Ancient Africans had a different perspective. Why do I bring up ancient Africans? because as a member of the African diaspora I recognize that so much of what we have been taught is based in the belief that we should hate who we are and love what we are not.

These messages have been indoctrinated in our culture for hundreds of years through a religious system that is no more than repackaged African spirituality given back to us as a religion of men that didn’t always understand the depth of what our ancestors knew.

They did recognize its power. its the reason so many civilizations descended upon ancient Egypt to learn their ways.

As Christians, we have been taught that God thinks and acts like a human being. That “he” has a chosen people. The ancient Africans knew better and didn’t have a childlike view of God. Young children are unable to consider an abstract concept. Ancient Africans viewed God, or as they called it the Neter of Neters, as a principle or as we would say today a universal law that spawned or created other levels of laws.

One way the acncient africans expressed the idea of Godhead was through Amen, Ra, and Ptah. They weren’t diffrent creator gods just different aspects of the one. It’s analogous to you being a mother, a business owner, and a little leauge basketball coach. They different aspects of you.

But I digress.

From an ancient African perspective, everything in creation is an aspect of the NTR (Neter) of NTRS (Neters). That means that it is an aspect of this all-encompassing principle or law.

If you understand the workings of the law of nature (NTR) then you can you can summon the power of it to make changes. Today we interpret this idea as prayer. But our prayer is without any understanding of the NTRS or laws of (N)a(T)u(R)e.
From a Christian perspective the power to change our circumstances lies outside of us. God is looking down upon us and making decisions about what needs to be done. As a Christian we must gain favor in order to get our prayers answered.

As members of the African diaspora If we keep having to deal with systematic racism then we have to question if the Christian way is working don’t we? If you are not questioning then why are you not?

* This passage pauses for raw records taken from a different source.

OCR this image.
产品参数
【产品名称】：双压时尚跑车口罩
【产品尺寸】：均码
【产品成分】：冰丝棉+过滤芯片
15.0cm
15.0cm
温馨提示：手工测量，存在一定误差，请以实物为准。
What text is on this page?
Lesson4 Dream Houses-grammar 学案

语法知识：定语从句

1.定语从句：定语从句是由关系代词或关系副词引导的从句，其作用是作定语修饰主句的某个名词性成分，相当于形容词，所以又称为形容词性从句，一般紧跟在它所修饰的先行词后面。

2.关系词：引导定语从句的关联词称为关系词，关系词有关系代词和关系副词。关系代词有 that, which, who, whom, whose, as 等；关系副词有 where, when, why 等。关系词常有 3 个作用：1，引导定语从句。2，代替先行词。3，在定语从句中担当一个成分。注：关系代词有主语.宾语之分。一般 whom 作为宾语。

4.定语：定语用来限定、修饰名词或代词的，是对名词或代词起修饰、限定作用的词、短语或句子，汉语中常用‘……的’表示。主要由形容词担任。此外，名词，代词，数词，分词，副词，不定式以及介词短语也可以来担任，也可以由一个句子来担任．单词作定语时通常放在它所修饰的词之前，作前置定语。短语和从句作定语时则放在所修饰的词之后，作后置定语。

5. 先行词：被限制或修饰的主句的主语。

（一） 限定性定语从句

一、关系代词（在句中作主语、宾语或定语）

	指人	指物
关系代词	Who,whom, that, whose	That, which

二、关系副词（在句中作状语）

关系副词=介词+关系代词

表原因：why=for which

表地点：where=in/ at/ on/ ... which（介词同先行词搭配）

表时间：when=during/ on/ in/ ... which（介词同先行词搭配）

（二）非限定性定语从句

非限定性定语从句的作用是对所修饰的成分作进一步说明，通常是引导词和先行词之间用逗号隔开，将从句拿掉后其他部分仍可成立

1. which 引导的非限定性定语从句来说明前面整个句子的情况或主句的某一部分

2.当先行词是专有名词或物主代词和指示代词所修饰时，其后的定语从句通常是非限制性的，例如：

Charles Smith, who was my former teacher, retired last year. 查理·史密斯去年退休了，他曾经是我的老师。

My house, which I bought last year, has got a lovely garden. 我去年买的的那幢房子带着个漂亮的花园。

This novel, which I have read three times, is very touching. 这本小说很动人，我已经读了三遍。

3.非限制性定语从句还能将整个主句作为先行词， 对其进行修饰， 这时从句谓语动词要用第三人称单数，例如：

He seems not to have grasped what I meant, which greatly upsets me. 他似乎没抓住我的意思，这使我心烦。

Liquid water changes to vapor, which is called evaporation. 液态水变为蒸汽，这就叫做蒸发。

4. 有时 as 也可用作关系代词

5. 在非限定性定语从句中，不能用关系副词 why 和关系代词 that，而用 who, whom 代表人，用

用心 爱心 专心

This post is about taking a look at the ancient paradigm. It’s the paradigm that caused many civilzations outside of ancient egypt to beat a path to its doors and learn all they could from those ancient africans.

It’s that paradigm that we forgot as members of the African diaspora.

For the ancient Africans, they knew that we as humans are the culmination or highest expression of the NTR of NTRS. It’s not outside of us. It is us and we are it.
I hear a common thread in conversations among blacks of a feeling of anger and/or disappointment when our white friends don’t understand the pain, fear, and trepidation we feel about the police shootings.
I believe a big part of that disappointment is a feeling of being invalidated. Underneath that invalidation is a belief that if white people can’t see our perspective we are doomed because they have the power to change things in a way we don’t or can’t.
The African way would recognize that a race is not the enemy but a consciousness or energy. You cannot solve a problem with same consciousness that created it. Martin Luther King said the same thing in a different way, “only love can conquer hate.”
That doesn’t mean you take the Christian way and fake love your perceived enemies with your words while feeling anger and rage the entire time. It’s a conflict you should never ever have to deal with.
It means you exercise the divine feminine and go within and find acceptance and validation for your own being. No one is going to accept you and love you if you don’t accept and love yourself and feel worthy to exist in your own right on your own terms.

The ancient African paradigm teaches that everything outside of us is a reflection of what is within us. They had a proverb that stated “if their is no enemy within their is not enemy without.”

As members of the African diaspora if we looked deep down at our beliefs about ourselves as a whole we accept an idea that we are in some way defective, sinful and therefore punishable by God.

That’s acceptance of a repackaged African spirituality given to the world as a weapon of mass destruction.

On some level many of us feel that the only way that change will come is when white people change. A victim can only hope the victimizer will change.

Because of indoctrination we have accepted whites as our God. It is inescapable when you accept someone elses idea of spirituality or faith.